É normal, portanto, vermos um Noviço recém-batizado na Quimbanda, de posse de uma «firmeza», dizer: «vou acabar com meus inimigos». É normal vermos recém-iniciados dizerem: «agora vou poder ajudar fulano ou beltrano». Primeiro é preciso ajudar a si mesmo, resolver os entraves da vida, superar condutas desviadas e torpes, desonrosas e desleais. Quando o Adepto se concentra em aprofundar sua conexão com o Exu tutelar com todas as suas forças, ele começa a «levantar», ou melhor, ser levantado, porque o «fundamento de kimbanda» traz progresso em todas as áreas da vida e, fundamentalmente, cura para as fissuras e desajustes na alma. É isso que um Adepto recém-iniciado busca efetivamente, porque quando um Sacerdote ele for, é cura e orientação que ele levará ao caminho daqueles que procurarão seu sacerdócio.
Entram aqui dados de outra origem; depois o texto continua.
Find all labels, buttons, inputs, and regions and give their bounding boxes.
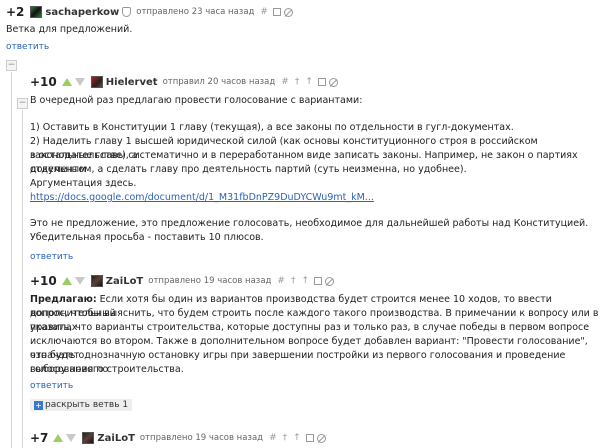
up-icon[interactable]: ↑ (305, 77, 313, 87)
expand-thread-button[interactable]: + раскрыть ветвь 1 (30, 399, 133, 411)
comment-score: +10 (30, 75, 57, 89)
save-icon[interactable] (305, 434, 314, 442)
parent-icon[interactable]: † (283, 433, 288, 443)
block-icon[interactable] (328, 77, 338, 87)
thread-line[interactable] (22, 110, 23, 448)
comment-line: 1) Оставить в Конституции 1 главу (текущ… (30, 122, 514, 133)
comment-header: +2 sachaperkow отправлено 23 часа назад … (6, 4, 293, 20)
collapse-button[interactable]: − (6, 60, 17, 71)
avatar[interactable] (30, 6, 43, 18)
comment-author[interactable]: ZaiLoT (106, 276, 144, 287)
parent-icon[interactable]: † (295, 77, 300, 87)
block-icon[interactable] (316, 433, 326, 443)
parent-icon[interactable]: † (291, 276, 296, 286)
comment-time: отправлено 23 часа назад (136, 7, 255, 17)
comment-body: Ветка для предложений. (6, 24, 133, 35)
comment-line: выбору нового строительства. (30, 364, 184, 375)
reply-link[interactable]: ответить (6, 42, 49, 52)
upvote-icon[interactable] (61, 277, 72, 285)
comment-line: Это не предложение, это предложение голо… (30, 218, 589, 229)
comment-header: +10 Hielervet отправил 20 часов назад # … (30, 74, 338, 90)
avatar[interactable] (82, 432, 95, 444)
save-icon[interactable] (314, 277, 323, 285)
comment-score: +7 (30, 431, 49, 445)
avatar[interactable] (90, 275, 103, 287)
up-icon[interactable]: ↑ (293, 433, 301, 443)
downvote-icon[interactable] (74, 78, 85, 86)
block-icon[interactable] (283, 7, 293, 17)
permalink-icon[interactable]: # (260, 7, 268, 17)
comment-lead: Предлагаю: (30, 294, 97, 305)
save-icon[interactable] (317, 78, 326, 86)
plus-icon: + (34, 400, 43, 410)
upvote-icon[interactable] (53, 434, 64, 442)
avatar[interactable] (90, 76, 103, 88)
comment-time: отправил 20 часов назад (162, 77, 276, 87)
comment-time: отправлено 19 часов назад (139, 433, 264, 443)
reply-link[interactable]: ответить (30, 381, 73, 391)
permalink-icon[interactable]: # (281, 77, 289, 87)
comment-line: В очередной раз предлагаю провести голос… (30, 95, 363, 106)
comment-header: +10 ZaiLoT отправлено 19 часов назад # †… (30, 273, 335, 289)
shield-icon (122, 7, 132, 17)
permalink-icon[interactable]: # (277, 276, 285, 286)
thread-line[interactable] (11, 72, 12, 448)
comment-score: +10 (30, 274, 57, 288)
comment-header: +7 ZaiLoT отправлено 19 часов назад # † … (30, 430, 326, 446)
comment-author[interactable]: sachaperkow (45, 7, 119, 18)
comment-author[interactable]: Hielervet (106, 77, 158, 88)
collapse-button[interactable]: − (17, 98, 28, 109)
downvote-icon[interactable] (74, 277, 85, 285)
downvote-icon[interactable] (66, 434, 77, 442)
up-icon[interactable]: ↑ (301, 276, 309, 286)
comment-line: документом, а сделать главу про деятельн… (30, 164, 467, 175)
document-link[interactable]: https://docs.google.com/document/d/1_M31… (30, 191, 374, 205)
expand-thread-label: раскрыть ветвь 1 (45, 400, 129, 410)
comment-line: Убедительная просьба - поставить 10 плюс… (30, 232, 264, 243)
save-icon[interactable] (272, 8, 281, 16)
block-icon[interactable] (325, 276, 335, 286)
comment-line: указать, что варианты строительства, кот… (30, 322, 590, 333)
comment-time: отправлено 19 часов назад (148, 276, 272, 286)
reply-link[interactable]: ответить (30, 252, 73, 262)
permalink-icon[interactable]: # (269, 433, 277, 443)
comment-line: Аргументация здесь. (30, 178, 137, 189)
upvote-icon[interactable] (61, 78, 72, 86)
comment-score: +2 (6, 5, 25, 19)
comment-author[interactable]: ZaiLoT (97, 433, 135, 444)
Tem um ditado que aprendi com Táta Kilumbu: «para ser sacerdote tem que ter coroa». Isso é importante de muitas maneiras. A coroa aqui representa os fundamentos dos três Exus de coroa de um kimbanda, estes por sua vez conectados diretamente aos Maiorais da Quimbanda. É uma referência ao archote da sabedoria representado por estes fundamentos na coroa mediúnica de um Adepto.
Assim o «ter coroa» nesse ditado não é uma referência apenas aos fundamentos (assentamentos) físicos dos três Exus da coroa mediúnica de um Adepto, mas a firmeza, o esclarecimento, a lucidez, o equilíbrio representado pela «trindade infernal» na sua coroa, o archote crepitante do entendimento ou gnose de como caminhar sobre as brasas e usar seu poder ígneo sem ser consumido por ele, porque a Quimbanda se trata de colocar as duas mãos dentro do fogo da terra sem se queimar.
Para conquistar essa coroa dá trabalho! Por isso o Adepto se concentra em «ter exu de fato» primeiro. Tem outro ditado na Quimbanda que fala sobre isso: «quem tem fundamento joga uma garrafa de cachaça no chão e de dentro dela sai o Diabo». A todo àquele que aspira a carreira sacerdotal este opúsculo deve ser considerado, porque nós só damos o que possuímos. Esse é outro ditado da Quimbanda. Nenhum desorientado orienta; nenhum cego guia; nenhum transtornado provê equilíbrio. Antes de teu Exu ajudar a alguém ter uma casa, ele primeiro precisa ajudar você a ter a sua casa. Ele precisa primeiro ter a casa dele, o seu reinado.
É por isso que o Adepto inicia com o fundamento de
seu Exu e ganha conhecimento secreto para estreitar as relações com ele e
aprofundar o pacto que se estabeleceu na iniciação.